Thursday, January 14, 2010

Double Dip Recession Risk Significant, Feldstein Warns

The best of the insider, mainstream economists, Martin Feldstein, continues to warn of a possible double dip recession.

The U.S. economy faces a “significant risk” of another recession in 2010, unless the Obama administration promotes confidence it can manage a growing fiscal deficit, Feldstein told Reuters.
Without public approval, namely from investors, U.S. bond yields will climb, taxes will rise and a fragile recovery will be short lived, he said.

“I don't think the Obama administration is doing anything to reduce that risk. They are assuming the momentum is there,” said Mr. Feldstein, who is also president-emeritus of the National Bureau of Economic Research, the arbiter of when U.S. recessions begin and end.

He thinks additional government spending will do more harm than good. At this point, the U.S. government needs to think about the debts it has accrued, he said.

Feldstein believes bond yields will continue to rise, though he said central banks such as China's will most likely keep recycling the U.S. dollars bought in the market by buying short-dated Treasuries.

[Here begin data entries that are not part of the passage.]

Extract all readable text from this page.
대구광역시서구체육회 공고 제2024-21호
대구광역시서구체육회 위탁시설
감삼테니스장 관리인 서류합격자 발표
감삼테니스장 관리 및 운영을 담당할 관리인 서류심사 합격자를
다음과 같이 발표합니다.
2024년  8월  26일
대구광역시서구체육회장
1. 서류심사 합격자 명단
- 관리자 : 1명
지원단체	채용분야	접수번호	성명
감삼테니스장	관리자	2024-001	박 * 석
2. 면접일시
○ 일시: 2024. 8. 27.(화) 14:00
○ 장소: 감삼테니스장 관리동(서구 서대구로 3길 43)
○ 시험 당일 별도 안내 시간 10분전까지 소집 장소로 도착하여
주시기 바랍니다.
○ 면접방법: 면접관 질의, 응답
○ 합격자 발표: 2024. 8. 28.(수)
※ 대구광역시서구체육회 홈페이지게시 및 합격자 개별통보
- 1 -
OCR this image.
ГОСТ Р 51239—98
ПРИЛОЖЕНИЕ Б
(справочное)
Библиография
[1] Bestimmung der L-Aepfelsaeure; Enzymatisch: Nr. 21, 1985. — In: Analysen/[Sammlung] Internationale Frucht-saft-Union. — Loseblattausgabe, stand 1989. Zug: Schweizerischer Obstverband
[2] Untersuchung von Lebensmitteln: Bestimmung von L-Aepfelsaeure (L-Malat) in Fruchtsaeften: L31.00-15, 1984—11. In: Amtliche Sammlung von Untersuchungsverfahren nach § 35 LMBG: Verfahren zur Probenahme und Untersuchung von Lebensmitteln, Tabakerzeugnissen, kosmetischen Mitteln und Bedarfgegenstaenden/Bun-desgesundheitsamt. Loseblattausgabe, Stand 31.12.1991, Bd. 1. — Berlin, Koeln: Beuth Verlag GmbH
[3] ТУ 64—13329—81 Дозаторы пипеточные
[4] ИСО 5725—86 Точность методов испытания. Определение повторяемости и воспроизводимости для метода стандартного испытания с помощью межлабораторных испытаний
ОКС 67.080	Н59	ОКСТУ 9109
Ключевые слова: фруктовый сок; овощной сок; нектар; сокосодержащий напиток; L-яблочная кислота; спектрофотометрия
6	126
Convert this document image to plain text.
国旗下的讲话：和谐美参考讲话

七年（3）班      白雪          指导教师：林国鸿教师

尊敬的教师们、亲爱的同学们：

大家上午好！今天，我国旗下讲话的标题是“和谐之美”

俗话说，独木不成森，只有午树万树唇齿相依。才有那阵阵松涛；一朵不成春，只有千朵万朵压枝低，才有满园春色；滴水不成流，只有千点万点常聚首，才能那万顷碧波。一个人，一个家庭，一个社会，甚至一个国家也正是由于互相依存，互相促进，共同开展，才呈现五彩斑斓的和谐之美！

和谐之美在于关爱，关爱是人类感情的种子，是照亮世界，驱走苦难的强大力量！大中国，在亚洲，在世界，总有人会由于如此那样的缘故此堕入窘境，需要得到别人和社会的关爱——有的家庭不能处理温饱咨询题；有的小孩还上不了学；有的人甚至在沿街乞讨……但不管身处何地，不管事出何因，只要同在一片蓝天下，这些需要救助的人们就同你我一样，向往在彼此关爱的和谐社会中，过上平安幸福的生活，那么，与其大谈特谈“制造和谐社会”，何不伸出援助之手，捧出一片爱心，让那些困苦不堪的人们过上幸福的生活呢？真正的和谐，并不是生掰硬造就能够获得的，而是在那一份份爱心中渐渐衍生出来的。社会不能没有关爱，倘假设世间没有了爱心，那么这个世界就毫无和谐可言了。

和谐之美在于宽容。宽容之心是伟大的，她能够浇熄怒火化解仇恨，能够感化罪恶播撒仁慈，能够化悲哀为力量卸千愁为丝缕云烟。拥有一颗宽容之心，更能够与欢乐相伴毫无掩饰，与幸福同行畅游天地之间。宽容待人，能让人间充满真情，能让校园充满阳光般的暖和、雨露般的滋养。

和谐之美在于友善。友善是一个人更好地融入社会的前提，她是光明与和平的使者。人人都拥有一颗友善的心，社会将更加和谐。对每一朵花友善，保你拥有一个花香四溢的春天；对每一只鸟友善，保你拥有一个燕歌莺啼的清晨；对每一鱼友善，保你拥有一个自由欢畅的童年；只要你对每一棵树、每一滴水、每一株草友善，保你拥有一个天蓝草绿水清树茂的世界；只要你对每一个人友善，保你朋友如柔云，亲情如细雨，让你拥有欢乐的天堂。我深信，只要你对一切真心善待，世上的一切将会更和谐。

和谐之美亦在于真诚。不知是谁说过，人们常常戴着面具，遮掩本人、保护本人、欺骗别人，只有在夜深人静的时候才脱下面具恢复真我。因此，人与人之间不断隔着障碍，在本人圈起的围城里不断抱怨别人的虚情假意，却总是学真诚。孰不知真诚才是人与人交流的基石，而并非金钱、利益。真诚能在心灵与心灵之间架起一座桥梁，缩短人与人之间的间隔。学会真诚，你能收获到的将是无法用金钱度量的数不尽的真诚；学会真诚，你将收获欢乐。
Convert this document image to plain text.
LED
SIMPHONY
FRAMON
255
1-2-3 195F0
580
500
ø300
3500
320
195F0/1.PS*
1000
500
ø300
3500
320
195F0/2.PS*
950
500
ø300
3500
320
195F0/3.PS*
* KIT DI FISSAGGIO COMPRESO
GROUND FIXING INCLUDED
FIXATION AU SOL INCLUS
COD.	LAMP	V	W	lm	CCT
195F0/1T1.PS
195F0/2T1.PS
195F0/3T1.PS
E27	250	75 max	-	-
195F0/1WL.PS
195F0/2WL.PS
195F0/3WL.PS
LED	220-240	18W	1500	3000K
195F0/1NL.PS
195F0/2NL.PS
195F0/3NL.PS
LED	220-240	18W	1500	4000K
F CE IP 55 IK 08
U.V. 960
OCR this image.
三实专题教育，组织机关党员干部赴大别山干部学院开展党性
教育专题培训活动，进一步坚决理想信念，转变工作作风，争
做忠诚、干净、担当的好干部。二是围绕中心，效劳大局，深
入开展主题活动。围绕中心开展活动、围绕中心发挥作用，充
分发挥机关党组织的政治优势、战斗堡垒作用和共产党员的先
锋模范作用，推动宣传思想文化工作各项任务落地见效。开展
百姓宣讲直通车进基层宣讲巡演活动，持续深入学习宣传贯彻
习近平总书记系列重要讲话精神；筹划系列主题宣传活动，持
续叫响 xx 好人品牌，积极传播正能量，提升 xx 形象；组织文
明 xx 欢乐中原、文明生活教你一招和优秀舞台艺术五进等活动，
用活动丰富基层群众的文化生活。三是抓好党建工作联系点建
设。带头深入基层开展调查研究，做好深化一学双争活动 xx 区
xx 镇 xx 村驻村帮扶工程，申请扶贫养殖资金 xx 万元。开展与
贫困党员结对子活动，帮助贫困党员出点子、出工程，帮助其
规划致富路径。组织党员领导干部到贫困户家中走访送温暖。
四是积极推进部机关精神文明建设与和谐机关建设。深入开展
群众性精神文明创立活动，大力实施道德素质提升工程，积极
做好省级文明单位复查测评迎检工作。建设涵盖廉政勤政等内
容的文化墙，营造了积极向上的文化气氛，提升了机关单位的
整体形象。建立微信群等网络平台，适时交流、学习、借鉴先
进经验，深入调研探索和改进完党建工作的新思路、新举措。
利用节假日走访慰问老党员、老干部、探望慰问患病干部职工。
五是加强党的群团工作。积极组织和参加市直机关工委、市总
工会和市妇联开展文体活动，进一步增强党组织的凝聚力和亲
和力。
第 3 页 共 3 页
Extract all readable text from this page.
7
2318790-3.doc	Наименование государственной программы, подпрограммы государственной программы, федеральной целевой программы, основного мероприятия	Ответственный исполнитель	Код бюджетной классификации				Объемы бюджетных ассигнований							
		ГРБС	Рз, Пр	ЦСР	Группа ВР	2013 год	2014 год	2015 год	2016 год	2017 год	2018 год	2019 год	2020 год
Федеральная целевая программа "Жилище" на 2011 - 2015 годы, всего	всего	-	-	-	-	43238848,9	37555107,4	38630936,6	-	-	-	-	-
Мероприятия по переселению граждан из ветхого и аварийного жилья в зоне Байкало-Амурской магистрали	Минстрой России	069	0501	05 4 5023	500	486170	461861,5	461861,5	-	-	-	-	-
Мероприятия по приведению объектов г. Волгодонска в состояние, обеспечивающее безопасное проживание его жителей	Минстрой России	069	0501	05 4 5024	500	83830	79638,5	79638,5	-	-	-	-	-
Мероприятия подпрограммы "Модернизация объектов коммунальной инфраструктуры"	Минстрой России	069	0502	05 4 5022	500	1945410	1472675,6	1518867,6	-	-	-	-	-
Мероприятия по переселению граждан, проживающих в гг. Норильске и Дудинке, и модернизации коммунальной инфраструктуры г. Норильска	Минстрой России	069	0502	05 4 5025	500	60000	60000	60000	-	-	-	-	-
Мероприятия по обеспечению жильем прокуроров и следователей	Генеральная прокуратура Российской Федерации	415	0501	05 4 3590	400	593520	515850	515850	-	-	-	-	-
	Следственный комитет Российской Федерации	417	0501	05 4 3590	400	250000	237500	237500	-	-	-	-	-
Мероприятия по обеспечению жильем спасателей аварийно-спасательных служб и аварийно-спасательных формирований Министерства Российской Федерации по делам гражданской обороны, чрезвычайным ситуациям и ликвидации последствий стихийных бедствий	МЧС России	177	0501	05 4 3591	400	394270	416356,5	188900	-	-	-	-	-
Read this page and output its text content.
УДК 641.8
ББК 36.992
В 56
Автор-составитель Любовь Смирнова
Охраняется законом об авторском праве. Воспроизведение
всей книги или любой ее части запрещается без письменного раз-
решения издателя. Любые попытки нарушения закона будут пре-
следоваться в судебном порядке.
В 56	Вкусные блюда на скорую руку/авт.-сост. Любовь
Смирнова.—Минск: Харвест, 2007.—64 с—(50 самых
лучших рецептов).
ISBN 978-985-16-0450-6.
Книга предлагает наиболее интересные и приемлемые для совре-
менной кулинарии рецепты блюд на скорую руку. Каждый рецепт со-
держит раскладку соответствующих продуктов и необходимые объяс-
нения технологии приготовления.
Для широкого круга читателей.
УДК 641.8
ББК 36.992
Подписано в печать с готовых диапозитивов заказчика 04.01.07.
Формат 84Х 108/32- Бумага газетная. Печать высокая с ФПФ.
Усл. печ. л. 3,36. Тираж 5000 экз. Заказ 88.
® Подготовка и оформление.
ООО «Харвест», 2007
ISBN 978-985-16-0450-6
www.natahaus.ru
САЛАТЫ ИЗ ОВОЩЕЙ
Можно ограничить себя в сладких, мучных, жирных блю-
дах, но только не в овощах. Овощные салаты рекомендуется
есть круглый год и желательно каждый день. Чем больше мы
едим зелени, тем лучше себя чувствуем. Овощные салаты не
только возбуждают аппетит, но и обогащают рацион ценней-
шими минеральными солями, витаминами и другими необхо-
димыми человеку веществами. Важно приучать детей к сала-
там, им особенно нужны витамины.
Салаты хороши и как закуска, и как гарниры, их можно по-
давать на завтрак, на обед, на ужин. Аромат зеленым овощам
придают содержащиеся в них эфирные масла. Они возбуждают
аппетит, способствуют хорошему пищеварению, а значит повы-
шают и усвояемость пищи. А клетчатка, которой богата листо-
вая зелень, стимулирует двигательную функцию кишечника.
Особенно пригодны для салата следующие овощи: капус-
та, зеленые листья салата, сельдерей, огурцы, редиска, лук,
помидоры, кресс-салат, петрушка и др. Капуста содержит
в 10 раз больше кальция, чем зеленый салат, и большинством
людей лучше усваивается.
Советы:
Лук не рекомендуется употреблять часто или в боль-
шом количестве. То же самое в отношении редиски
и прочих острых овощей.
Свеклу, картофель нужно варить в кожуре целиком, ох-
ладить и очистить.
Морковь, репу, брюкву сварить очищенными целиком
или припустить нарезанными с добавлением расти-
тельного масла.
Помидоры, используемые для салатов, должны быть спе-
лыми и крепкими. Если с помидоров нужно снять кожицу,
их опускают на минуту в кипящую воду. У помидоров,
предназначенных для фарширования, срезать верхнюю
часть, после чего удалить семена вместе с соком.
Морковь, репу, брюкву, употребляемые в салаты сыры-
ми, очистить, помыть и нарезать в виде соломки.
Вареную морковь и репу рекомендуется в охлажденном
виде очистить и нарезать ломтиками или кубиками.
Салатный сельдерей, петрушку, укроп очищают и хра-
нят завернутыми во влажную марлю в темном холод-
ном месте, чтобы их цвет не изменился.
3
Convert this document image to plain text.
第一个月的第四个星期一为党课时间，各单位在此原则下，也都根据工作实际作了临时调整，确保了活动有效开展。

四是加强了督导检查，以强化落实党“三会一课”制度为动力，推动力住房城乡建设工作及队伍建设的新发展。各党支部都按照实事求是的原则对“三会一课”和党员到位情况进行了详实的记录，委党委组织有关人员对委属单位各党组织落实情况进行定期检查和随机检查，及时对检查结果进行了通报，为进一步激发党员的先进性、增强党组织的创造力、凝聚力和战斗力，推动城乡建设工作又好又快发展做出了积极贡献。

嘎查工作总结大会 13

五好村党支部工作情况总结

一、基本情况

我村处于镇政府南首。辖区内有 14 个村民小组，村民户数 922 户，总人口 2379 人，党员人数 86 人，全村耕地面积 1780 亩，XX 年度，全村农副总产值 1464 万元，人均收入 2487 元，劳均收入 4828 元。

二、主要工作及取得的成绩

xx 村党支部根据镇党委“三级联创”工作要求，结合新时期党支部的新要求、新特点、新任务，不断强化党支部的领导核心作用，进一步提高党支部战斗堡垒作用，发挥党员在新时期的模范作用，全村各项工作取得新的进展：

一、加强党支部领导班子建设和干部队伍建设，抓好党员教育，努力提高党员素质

That will keep the yield curve, the difference between short-dated and long-dated debt, steep.

Feldstein appears to remain quite tight in the insider loop. He was interviewed by Reuters while in China for meetings with government officials there.

He said he did not think the U.S. government would allow trade tensions between the United States and China to escalate further this year.

He also expected Beijing to loosen its grip on the yuan exchange rate and allow it to strengthen, as long as U.S. officials do not keep publicly pressuring China to act on its exchange rate policy.


  1. Wenzel - does this mean you expect two consecutive quarters of negative growth in GNP during 2010?

  2. That's a good question.

    I generally don't like those aggregate numbers and the way the government steps in to pump huge money into individual sectors,which can distort the GDP who knows what the number will show.

    That said, I fully expect a break in the stock market, soaring interest rates, declinning corporate profits and general overall misery. The feeling will be the way it is now that somethingis wrong with the economy, but the intensity of knowing something is wrong will be multiplied 10-fold.